Recall that tpuproxy allows applications to directly interact with supported ioctls used by the TPU driver.

gVisor’s seccomp filter rules are modified such that ioctl(2) calls can be made only for supported ioctls. This approach is similar to the allowlisted ioctls for terminal support described above. This allows gVisor to retain the vast majority of its protection for the host while allowing access to TPUs. All of the above CVEs remain mitigated even when tpuproxy is used.

However, gVisor is much less effective at mitigating vulnerabilities within the TPU drivers themselves, because gVisor passes through calls to be handled by the kernel driver. If there is a vulnerability in the TPU driver for a given ioctl that gVisor passes through, then gVisor will also be vulnerable.

In addition, gVisor doesn’t introduce any additional hardware-level isolation beyond that which is configured by the host. There is no validation of things like DMA buffers. The only checks are done in seccomp-bpf rules to ensure ioctl(2) calls are made on supported and allowlisted ioctls.

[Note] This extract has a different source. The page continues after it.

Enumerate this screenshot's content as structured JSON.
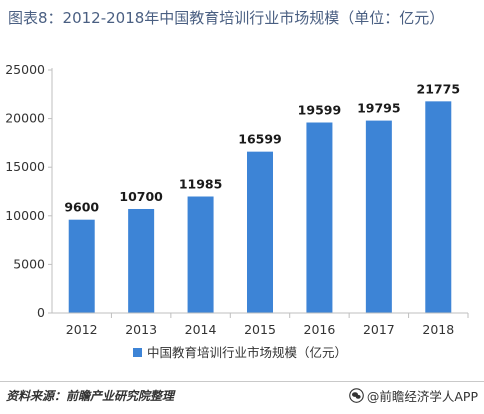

NOTE: TPU V5 and beyond uses the VFIO Linux interface to drive TPU hardware. Theoretically VFIO could be used to configure memory isolation using the host IOMMU. However, this requires manual setup by the user application and does not come configured out of the box by gVisor.

So, if you don’t protect against all the things, why even?

While gVisor doesn’t protect against all TPU driver vulnerabilities, it does protect against a large set of general vulnerabilities in Linux. Applications don’t just use TPUs, they use them as a part of a larger application that may include third party libraries. For example, Tensorflow suffers from the same kind of vulnerabilities that every application does. Designing and implementing an application with security in mind is hard and in the emerging AI space, security is often overlooked in favor of getting to market fast. There are also many services that allow users to run external users’ code on the vendor’s infrastructure. gVisor is well suited as part of a larger security plan for these and other use cases.